In my past four years as a Notre Dame student, some examples of things we have done to combat sexual assault are prayer services, lectures, active bystander training, petition signing and a variety of other awareness-raising initiatives. This seems like quite an extensive list to be sure, but where is the improvement?

If anything, I would say the sexual assault situation on campus is becoming more severe with each year, culminating in a grand total of 15 sexual assault reports in 2013, according to the University’s 2014 Clery Act statistics.

I believe we are missing the core issue by a long shot. To me, it would seem obvious that the issue we really need to talk about is alcohol abuse.
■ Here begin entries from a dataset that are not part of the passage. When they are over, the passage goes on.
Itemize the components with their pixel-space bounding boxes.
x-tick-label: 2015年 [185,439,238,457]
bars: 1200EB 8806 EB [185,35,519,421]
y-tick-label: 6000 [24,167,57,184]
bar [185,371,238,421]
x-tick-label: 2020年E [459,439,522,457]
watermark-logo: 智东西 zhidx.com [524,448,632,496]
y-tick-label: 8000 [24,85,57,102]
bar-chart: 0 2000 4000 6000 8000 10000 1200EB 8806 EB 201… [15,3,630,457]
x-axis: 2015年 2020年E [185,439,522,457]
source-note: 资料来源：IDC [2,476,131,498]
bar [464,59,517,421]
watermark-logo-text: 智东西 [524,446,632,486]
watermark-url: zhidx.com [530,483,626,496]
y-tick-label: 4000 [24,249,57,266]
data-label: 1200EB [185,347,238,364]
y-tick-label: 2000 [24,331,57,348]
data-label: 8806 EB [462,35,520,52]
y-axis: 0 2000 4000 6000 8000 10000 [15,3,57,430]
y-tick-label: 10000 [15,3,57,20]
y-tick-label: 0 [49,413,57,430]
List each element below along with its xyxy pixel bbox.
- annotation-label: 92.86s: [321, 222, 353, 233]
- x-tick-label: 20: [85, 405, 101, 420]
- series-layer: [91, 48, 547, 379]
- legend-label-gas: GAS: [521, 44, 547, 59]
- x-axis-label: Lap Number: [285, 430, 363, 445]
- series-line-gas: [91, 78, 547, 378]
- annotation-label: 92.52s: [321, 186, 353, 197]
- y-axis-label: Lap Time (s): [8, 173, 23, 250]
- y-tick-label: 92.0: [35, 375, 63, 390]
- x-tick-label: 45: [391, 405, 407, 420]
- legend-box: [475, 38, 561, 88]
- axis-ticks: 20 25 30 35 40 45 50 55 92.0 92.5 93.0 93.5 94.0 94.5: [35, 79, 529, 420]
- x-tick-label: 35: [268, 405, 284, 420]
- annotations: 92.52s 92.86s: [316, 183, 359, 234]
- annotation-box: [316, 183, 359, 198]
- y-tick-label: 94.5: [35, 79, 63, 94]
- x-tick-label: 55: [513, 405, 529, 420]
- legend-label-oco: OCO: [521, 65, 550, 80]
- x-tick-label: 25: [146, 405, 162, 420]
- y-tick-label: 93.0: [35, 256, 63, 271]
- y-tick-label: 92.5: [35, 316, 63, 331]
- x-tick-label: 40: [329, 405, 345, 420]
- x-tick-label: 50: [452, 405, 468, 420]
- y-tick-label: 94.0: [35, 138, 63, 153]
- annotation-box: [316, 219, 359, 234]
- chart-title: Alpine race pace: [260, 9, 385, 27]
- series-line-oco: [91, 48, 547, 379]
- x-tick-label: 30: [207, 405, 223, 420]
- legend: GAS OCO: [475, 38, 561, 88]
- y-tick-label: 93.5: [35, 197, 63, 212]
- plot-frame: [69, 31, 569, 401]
It is no secret that alcohol is involved in almost every Notre Dame case of sexual assault. Our campus is a swampland of alcohol. Yet, our self-deceptive culture seeks to throw this under the rug and point the spotlight elsewhere. Getting everyone all hyped up about campaigning against sexual violence and engaging in superfluous talk, I think, is a perfect plan to undermine any real progress towards eliminating sexual violence.

Of course these initiatives are not wrong in themselves, but in the current situation, it is putting the cart before the horse. We are hypocrites for uplifting respect and dignity while also complying with the culture of drunkenness. If we seriously want to combat the issue of sexual assault, we need to do a reality check and realize that Notre Dame has become a campus of two-faced drunks. We need to decide that our culture of alcohol abuse is intolerable and only then can we expect to see positive change.

John Sontag

Graduate Student

Dept. of Aerospace and Mechanical Engineering

April 28

 

The views expressed in this column are those of the author and not necessarily those of The Observer.